With the help of diffusion spectrum imaging, scientists from the University at Buffalo in New York are creating models to better understand how brain structure affects language-based performance tasks.
The proof-of-concept study was published online Oct. 17 in PLOS Computational Biology.
"We are creating these personalized brain network models to understand what the brain is doing, based on how connected different regions of a person's brain are to one another," said first author Kanika Bansal, with the University at Buffalo and the U.S. Army Research Laboratory, in a statement.
Bansal and colleagues used diffusion spectrum images from the brains of 10 participants to create data-driven mathematical models detailing the structural wiring within the brains. They set out to determine how easily a brain enters an active state when stimulated and which regions become synchronized when an area important to language is stimulated.

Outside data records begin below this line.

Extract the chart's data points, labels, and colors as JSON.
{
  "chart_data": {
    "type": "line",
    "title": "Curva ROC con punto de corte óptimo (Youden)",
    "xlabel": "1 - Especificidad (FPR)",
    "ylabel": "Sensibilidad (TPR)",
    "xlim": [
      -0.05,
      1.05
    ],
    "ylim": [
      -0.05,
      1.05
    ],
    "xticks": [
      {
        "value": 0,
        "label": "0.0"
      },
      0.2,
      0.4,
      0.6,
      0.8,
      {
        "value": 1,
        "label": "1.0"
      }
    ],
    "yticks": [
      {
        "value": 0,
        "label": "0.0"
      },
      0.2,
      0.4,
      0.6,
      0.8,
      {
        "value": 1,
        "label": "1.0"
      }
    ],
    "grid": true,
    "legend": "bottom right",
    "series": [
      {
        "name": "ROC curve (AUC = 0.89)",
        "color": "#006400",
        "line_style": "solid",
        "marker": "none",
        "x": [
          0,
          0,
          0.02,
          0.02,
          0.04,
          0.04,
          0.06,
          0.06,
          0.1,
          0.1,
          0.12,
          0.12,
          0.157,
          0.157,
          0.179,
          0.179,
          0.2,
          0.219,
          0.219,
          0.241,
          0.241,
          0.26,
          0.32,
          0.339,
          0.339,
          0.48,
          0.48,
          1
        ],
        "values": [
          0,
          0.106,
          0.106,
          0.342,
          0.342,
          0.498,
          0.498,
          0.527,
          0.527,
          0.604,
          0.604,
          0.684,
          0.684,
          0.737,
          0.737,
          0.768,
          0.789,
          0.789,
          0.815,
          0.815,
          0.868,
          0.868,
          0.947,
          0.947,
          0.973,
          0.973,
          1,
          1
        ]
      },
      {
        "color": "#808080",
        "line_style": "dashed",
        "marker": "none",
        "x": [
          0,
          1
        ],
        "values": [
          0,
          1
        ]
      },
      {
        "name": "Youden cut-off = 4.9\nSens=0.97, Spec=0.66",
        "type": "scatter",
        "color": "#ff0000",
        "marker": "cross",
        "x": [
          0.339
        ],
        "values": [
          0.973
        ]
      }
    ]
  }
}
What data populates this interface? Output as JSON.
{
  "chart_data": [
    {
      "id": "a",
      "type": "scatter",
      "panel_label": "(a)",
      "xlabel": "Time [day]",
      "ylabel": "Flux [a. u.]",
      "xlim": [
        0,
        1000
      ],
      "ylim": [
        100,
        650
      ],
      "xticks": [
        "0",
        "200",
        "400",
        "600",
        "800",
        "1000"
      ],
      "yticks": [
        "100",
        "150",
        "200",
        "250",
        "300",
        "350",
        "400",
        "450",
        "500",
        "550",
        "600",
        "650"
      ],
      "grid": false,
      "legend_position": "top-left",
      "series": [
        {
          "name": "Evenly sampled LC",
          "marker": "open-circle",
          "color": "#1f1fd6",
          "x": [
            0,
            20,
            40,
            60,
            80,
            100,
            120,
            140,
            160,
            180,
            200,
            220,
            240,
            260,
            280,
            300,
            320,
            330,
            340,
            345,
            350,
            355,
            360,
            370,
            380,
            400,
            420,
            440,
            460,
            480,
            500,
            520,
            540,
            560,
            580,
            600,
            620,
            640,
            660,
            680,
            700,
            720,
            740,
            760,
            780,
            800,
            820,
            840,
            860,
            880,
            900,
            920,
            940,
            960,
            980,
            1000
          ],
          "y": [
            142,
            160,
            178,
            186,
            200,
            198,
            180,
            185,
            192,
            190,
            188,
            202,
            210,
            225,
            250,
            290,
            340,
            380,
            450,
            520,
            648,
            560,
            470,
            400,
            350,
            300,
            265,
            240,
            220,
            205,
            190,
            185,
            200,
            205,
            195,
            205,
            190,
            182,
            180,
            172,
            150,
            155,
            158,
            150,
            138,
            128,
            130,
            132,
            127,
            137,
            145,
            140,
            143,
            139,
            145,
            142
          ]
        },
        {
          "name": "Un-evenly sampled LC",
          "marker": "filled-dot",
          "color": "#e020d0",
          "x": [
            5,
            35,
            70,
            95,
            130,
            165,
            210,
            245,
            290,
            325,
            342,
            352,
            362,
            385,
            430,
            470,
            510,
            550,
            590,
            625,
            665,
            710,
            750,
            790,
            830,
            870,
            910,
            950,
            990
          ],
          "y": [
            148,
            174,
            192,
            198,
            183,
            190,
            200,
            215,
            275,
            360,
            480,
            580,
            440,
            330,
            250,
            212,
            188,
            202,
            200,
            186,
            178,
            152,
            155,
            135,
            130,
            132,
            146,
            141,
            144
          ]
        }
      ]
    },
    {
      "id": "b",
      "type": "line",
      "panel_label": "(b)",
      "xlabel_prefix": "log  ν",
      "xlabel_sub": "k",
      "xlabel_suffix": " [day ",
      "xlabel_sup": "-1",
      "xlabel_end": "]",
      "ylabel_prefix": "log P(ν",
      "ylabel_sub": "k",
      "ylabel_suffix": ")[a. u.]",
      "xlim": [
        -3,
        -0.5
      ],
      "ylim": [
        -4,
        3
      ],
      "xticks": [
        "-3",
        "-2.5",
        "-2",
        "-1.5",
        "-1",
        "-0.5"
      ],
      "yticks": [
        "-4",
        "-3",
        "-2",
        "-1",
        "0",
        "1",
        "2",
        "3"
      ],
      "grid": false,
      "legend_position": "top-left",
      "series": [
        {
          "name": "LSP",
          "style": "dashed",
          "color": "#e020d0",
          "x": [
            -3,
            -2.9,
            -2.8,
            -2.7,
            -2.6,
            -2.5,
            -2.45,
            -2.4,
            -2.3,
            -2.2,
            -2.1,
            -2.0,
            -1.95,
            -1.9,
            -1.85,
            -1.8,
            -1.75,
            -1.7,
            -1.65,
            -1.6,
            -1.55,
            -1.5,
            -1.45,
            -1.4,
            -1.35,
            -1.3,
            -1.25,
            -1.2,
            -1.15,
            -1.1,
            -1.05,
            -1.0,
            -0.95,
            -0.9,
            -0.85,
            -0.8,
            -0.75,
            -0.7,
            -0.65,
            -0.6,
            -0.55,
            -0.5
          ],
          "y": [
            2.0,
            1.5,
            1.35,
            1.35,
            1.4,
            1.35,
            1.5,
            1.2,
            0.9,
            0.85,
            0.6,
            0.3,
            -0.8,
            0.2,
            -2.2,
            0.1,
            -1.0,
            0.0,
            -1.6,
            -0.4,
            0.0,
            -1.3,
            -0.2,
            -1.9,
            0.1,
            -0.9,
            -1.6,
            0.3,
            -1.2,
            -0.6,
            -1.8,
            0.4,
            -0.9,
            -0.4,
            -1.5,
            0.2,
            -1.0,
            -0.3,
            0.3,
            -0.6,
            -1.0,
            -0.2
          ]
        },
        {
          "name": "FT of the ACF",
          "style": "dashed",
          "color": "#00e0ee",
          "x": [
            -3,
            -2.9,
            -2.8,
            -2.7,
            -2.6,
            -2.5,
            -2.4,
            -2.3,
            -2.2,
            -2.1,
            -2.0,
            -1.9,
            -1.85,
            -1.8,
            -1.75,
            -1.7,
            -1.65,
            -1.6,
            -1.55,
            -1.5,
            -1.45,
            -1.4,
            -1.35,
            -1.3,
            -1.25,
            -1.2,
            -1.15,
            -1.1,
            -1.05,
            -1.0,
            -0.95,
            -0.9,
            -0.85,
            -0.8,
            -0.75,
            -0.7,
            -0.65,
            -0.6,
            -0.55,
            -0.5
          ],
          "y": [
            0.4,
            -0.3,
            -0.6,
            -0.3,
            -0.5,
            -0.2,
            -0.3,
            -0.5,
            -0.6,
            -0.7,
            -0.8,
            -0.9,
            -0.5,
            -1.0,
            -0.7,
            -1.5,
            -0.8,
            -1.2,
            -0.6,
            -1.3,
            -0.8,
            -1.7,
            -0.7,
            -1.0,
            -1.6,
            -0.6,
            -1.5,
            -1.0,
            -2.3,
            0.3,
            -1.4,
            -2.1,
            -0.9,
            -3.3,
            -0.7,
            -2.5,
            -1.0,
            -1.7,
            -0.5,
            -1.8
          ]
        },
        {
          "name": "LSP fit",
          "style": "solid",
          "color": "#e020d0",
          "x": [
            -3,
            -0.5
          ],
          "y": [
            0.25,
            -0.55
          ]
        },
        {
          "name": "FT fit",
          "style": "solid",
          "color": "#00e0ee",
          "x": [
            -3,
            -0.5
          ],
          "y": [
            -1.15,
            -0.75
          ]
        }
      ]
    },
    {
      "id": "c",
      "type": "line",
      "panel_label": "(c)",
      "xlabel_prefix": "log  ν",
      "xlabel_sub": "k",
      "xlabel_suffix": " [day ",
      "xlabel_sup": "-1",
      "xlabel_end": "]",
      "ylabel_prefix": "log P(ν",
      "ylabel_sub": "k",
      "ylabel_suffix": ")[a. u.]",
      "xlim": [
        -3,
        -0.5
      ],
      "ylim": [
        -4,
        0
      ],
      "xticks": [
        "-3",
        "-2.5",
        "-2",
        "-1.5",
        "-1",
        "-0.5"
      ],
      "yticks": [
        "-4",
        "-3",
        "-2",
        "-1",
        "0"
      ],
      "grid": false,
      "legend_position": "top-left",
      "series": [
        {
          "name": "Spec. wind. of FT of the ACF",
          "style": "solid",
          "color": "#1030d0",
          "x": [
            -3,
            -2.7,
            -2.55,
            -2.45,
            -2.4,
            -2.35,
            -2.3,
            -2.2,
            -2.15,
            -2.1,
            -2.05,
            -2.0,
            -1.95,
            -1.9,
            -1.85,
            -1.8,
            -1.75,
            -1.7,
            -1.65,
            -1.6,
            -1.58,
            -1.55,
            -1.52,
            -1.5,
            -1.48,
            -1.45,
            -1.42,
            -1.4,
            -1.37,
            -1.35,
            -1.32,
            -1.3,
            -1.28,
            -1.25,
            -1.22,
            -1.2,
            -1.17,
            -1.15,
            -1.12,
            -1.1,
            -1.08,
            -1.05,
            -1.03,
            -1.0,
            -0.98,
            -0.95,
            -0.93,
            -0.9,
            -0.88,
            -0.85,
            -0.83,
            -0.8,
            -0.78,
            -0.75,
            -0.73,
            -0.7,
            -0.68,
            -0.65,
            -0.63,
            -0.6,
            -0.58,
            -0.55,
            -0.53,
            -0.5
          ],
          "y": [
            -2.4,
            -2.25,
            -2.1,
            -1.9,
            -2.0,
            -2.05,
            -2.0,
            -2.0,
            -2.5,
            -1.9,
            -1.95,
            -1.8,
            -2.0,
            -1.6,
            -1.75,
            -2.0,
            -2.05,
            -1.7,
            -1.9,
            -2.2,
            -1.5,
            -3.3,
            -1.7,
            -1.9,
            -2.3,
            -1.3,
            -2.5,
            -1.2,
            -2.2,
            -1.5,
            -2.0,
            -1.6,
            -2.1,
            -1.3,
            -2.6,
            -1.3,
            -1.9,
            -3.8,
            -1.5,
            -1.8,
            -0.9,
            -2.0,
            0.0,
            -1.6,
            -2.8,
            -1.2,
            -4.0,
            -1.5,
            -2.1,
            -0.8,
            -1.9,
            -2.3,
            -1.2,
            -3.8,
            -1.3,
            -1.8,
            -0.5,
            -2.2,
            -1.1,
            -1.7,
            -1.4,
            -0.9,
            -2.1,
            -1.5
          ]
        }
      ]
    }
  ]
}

The team found relationships between the stimulation characteristics and how quickly participants could perform three language-demanding tasks: saying the first verb that popped into their head when shown a noun; determining a missing word in a sentence; and reading a large number.
“Our results show that task performance correlates with either local or global measures of functional activity, depending on the complexity of the task,” Bansal et al. wrote in the study. “By emphasizing differences in the underlying structural connectivity, our model serves as a powerful tool to assess individual differences in task performances, to dissociate the effect of targeted stimulation in tasks that differ in cognitive demand, and to pave the way for the development of personalized therapeutics.”